Viral infections remain a significant cause of morbidity and mortality after allogeneic hematopoietic stem cell transplantation (HSCT). Adoptive immunotherapy with donor-derived virus-specific T cells (VSTs) has proven safe and effective for the prophylaxis and treatment of EBV, CMV, AdV, BKV and HHV-6 infections post-HSCT. However, broader application is restricted by the time taken to prepare patient-specific products and the lack of virus-specific T cell precursors in cord blood and seronegative donors. Thus, to assess whether 3^rd party multivirus-directed VSTs could produce clinical benefit when administered as an "off the shelf" product to partially HLA-matched allogeneic HSCT recipients with drug-refractory BKV, EBV, CMV, AdV and/or HHV-6 infections we initiated a Phase II clinical trial (fixed cell dose of 2x10⁷ VSTs/m²) using a bank of 59 VST lines generated from healthy, eligible donors.

To date, 32 patients with one (n=28) or two (n=4) drug-refractory infections have been infused with lines matched at 1 to 6 HLA antigens. Fifteen patients received VSTs to treat CMV (including 3 cases of CMV colitis), 13 for BKV (11 for hemorrhagic cystitis, 2 for nephritis), 4 for AdV (including 1 case of pneumonia), 2 for HHV-6 (including 1 case of encephalitis) and 2 for EBV (including 1 case of EBV-PTLD). Twenty-one patients received just 1 infusion of cells, while 11 required 2 or 3 infusions for sustained benefit. Despite the HLA disparity between the VST lines and the recipients, de novo graft versus host disease (GVHD) occurred in only 1 subject, who developed Grade I skin GVHD that resolved with topical steroids. One additional patient had a flare of chronic skin GVHD coincident with tapering of immunosuppression and 2 patients developed transient fevers a few hours post-infusion, which spontaneously resolved within a couple of hours.

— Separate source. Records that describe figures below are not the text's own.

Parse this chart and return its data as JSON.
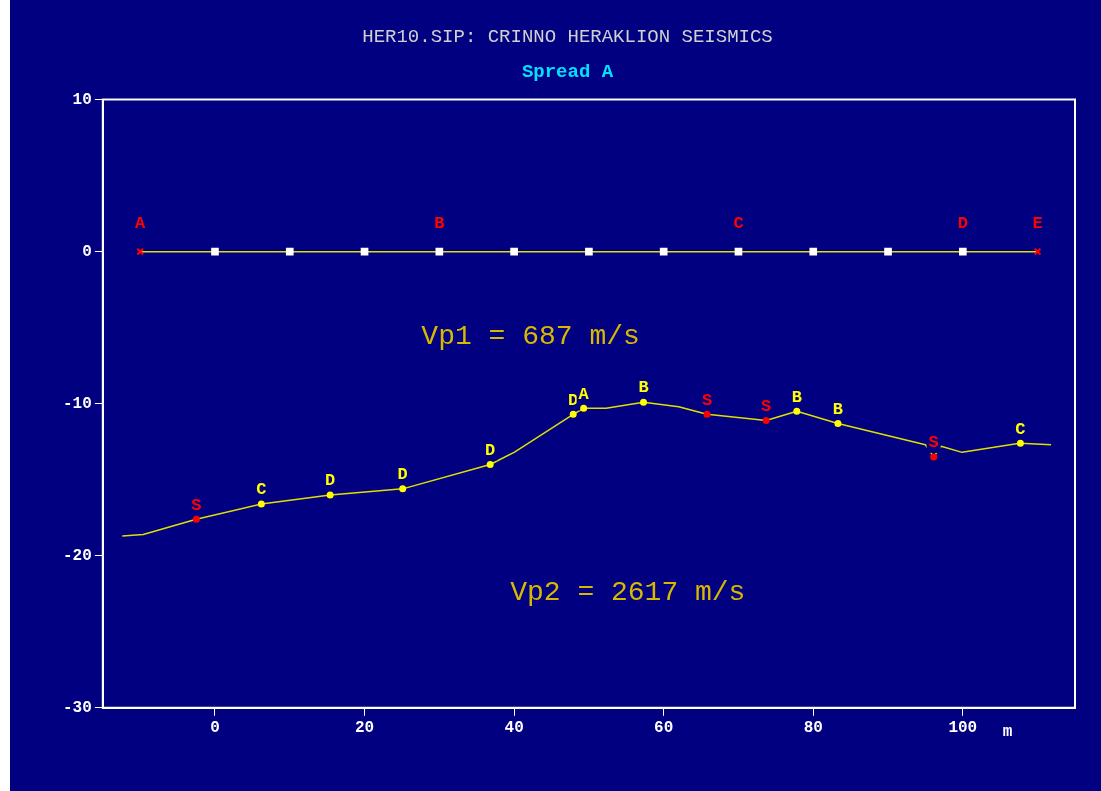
{
  "chart_data": {
    "type": "line",
    "title": "HER10.SIP: CRINNO HERAKLION SEISMICS",
    "subtitle": "Spread A",
    "xlabel": "m",
    "xlim": [
      -15,
      115
    ],
    "xticks": [
      0,
      20,
      40,
      60,
      80,
      100
    ],
    "ylim": [
      -30,
      10
    ],
    "yticks": [
      -30,
      -20,
      -10,
      0,
      10
    ],
    "grid": false,
    "legend": false,
    "annotations": [
      "Vp1 = 687 m/s",
      "Vp2 = 2617 m/s"
    ],
    "series": [
      {
        "color": "#e0e000",
        "marker": "none",
        "x": [
          -10,
          110
        ],
        "values": [
          0,
          0
        ]
      },
      {
        "type": "scatter",
        "color": "#ffffff",
        "marker": "square",
        "x": [
          0,
          10,
          20,
          30,
          40,
          50,
          60,
          70,
          80,
          90,
          100
        ],
        "values": [
          0,
          0,
          0,
          0,
          0,
          0,
          0,
          0,
          0,
          0,
          0
        ]
      },
      {
        "type": "scatter",
        "color": "#ff0000",
        "marker": "cross",
        "x": [
          -10,
          30,
          70,
          100,
          110
        ],
        "values": [
          0,
          0,
          0,
          0,
          0
        ],
        "value_labels": [
          "A",
          "B",
          "C",
          "D",
          "E"
        ]
      },
      {
        "color": "#e0e000",
        "marker": "none",
        "x": [
          -12.4,
          -9.6,
          -2.5,
          6.2,
          15.4,
          25.1,
          36.8,
          40,
          47.9,
          49.3,
          52.3,
          57.3,
          62,
          65.8,
          73.7,
          77.8,
          83.3,
          95,
          96.1,
          97.1,
          99.9,
          107.7,
          111.8
        ],
        "values": [
          -18.7,
          -18.6,
          -17.6,
          -16.6,
          -16.0,
          -15.6,
          -14.0,
          -13.2,
          -10.7,
          -10.3,
          -10.3,
          -9.9,
          -10.2,
          -10.7,
          -11.1,
          -10.5,
          -11.3,
          -12.7,
          -13.5,
          -12.8,
          -13.2,
          -12.6,
          -12.7
        ]
      },
      {
        "type": "scatter",
        "color": "#ffff00",
        "marker": "circle",
        "x": [
          6.2,
          15.4,
          25.1,
          36.8,
          47.9,
          49.3,
          57.3,
          77.8,
          83.3,
          107.7
        ],
        "values": [
          -16.6,
          -16.0,
          -15.6,
          -14.0,
          -10.7,
          -10.3,
          -9.9,
          -10.5,
          -11.3,
          -12.6
        ],
        "value_labels": [
          "C",
          "D",
          "D",
          "D",
          "D",
          "A",
          "B",
          "B",
          "B",
          "C"
        ]
      },
      {
        "type": "scatter",
        "color": "#ff0000",
        "marker": "circle",
        "x": [
          -2.5,
          65.8,
          73.7,
          96.1
        ],
        "values": [
          -17.6,
          -10.7,
          -11.1,
          -13.5
        ],
        "value_labels": [
          "S",
          "S",
          "S",
          "S"
        ]
      }
    ]
  }
}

Based on viral load, as measured by quantitative PCR, 3^rd party VSTs successfully controlled active infections in 29 of 31 evaluable patients: CMV (9 CR, 5 PR, 1 NR); EBV (2 CR); AdV (2 CR, 1 PR, 1 NR); BKV (4 CR, 9 PR); and HHV-6 (1 PR). Of note, all 11 patients with BK hemorrhagic cystitis, 2 of 3 patients with CMV colitis, and the patients with AdV pneumonia and HHV-6 encephalitis, all had marked improvement or resolution of symptoms within 6 weeks following VST treatment. In more than 50% of responders (n=16) we detected an increase in the circulating frequency of VSTs post-infusion, which were confirmed to be 3^rd party VST origin in 8 and remained detectable for up to 12 weeks post-infusion. The eventual decrease in 3^rd party VSTs coincided with endogenous immune reconstitution in most patients.

These results confirm the feasibility and safety of 3^rd party multivirus-directed VSTs, administered as an "off the shelf" product to treat drug-refractory infections/disease. The infused cells were capable of expanding in vivo and proved clinically effective against refractory EBV, CMV, AdV, BKV and HHV-6 reactivation and virus associated disease.